Gospodarze nieco ponad 100 sekund później zmniejszyli straty, choć początkowo nikt tego nie zauważył. Po strzale Ryana O'Reilly'ego odbitym przez Tuukkę Raska gra toczyła się dalej aż do uwolnienia Bruins, ale nagle w hali zabrzmiała syrena sygnalizująca gola. Sygnał dali sędziowie wideo z "pokoju sytuacyjnego" w Toronto, którzy w powtórce dostrzegli, że Rask odbił krążek już za linią bramkową. Jeśli jednak Blues liczyli, że gol na 1:3 będzie początkiem ich pościgu, to te nadzieje szybko zgasły, bo już po kolejnych dwóch minutach David Pastrňák wykorzystał znakomite podanie od Marchanda i zdobył czwartego gola dla gości. A w końcówce jeszcze nagrodę za swoje poświęcenie dostał Zdeno Chára. Gdy Binningtona nie było już w bramce, Słowak wystrzelił krążek z własnej tercji obronnej i trafił do siatki, ustalając wynik na 5:1 dla gości. Kapitan Bruins nadal gra z pełną osłoną na twarz, wynikającą z tego, że w czwartym spotkaniu finałowym doznał złamania szczęki w wyniku uderzenia krążkiem w twarz.


Bruins w szóstym meczu, który mógł zakończyć ich sezon, mieli także innych bohaterów. Pierwszą gwiazdą spotkania wybrany został Rask, który obronił 28 strzałów. A gdy i on nie dał rady, w drugiej tercji podczas gry w przewadze Blues, uratował go Charlie McAvoy. Po strzale Alexa Pietrangelo krążek przeleciał już za plecy fińskiego bramkarza, ale obrońca Bruins zbił go z powietrza i sprawił, że gospodarze nie wyrównali na 1:1. McAvoy grał wczoraj najdłużej ze wszystkich zawodników swojego zespołu, wykonał najwięcej ataków ciałem (5) i zaliczył jeden odbiór krążka.


Fantastyczna interwencja Charlie'ego McAvoya za plecami bramkarza




- Mamy to szczęście, że zagramy teraz mecz numer 7 - powiedział McAvoy po meczu. - Będzie tak, jak zawsze. Dużo się będzie działo. To jest rollercoaster i trzeba nim jechać. Siódmy mecz zostanie rozegrany w nocy ze środy na czwartek polskiego czasu. Co ciekawe, choć Bruins grają już 17. finał do czterech zwycięstw w swojej bogatej historii, to dopiero po raz drugi rozstrzygną go w siedmiu spotkaniach.
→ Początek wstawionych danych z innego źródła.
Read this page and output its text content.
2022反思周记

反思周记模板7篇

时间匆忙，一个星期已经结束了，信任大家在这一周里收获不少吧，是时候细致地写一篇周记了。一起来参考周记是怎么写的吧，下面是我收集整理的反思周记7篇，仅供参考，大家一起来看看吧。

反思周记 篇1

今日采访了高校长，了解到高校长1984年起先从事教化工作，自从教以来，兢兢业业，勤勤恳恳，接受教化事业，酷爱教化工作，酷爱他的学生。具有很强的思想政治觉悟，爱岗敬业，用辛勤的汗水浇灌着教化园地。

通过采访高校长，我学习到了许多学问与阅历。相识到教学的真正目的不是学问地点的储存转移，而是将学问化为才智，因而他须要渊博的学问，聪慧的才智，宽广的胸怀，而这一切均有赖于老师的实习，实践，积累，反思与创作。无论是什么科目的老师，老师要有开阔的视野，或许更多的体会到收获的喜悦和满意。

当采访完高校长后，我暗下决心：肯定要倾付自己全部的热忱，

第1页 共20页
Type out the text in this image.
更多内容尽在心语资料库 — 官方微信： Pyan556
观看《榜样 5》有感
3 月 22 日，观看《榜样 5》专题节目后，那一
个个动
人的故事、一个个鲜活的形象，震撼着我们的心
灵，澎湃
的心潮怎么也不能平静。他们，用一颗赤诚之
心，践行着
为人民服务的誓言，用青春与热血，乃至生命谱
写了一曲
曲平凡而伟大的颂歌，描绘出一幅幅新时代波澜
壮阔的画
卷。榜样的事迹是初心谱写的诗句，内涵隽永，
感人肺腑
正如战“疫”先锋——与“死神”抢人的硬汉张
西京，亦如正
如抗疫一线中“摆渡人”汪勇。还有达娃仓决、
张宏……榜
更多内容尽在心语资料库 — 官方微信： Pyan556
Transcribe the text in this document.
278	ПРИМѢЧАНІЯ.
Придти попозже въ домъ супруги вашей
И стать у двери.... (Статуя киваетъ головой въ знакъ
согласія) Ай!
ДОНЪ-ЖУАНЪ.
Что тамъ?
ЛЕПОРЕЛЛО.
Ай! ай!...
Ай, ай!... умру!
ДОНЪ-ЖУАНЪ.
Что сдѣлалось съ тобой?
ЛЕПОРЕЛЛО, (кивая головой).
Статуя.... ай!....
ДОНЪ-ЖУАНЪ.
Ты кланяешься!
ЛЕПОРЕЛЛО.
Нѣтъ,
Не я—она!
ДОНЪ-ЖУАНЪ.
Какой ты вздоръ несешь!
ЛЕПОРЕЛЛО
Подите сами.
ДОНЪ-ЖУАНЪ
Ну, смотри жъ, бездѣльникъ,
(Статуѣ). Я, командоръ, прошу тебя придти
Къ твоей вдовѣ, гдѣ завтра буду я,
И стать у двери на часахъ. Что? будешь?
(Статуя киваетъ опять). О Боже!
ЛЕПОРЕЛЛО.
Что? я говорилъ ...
Poprzednio zdarzyło się to w 2011 roku, gdy rywalizowali z Vancouver Canucks i wygrali decydujący mecz na wyjeździe 4:0. To także do dziś ostatni w ogóle mecz numer 7 w finale Pucharu Stanleya.


St. Louis Blues zdają sobie sprawę, że zmarnowali wczoraj znakomitą okazję. W historii finałów NHL siedem zespołów niżej notowanych po sezonie zasadniczym zdobywało Puchar Stanleya prowadząc w finałowej rozgrywce 3-2, tak jak oni do wczoraj. Sześć z nich zrobiło to jednak wygrywając u siebie mecz numer 6, a tylko jednej drużynie udało się po porażce u siebie w szóstym spotkaniu wygrać siódmy mecz na wyjeździe. Dokonali tego w 1945 roku Toronto Maple Leafs w rywalizacji z Detroit Red Wings.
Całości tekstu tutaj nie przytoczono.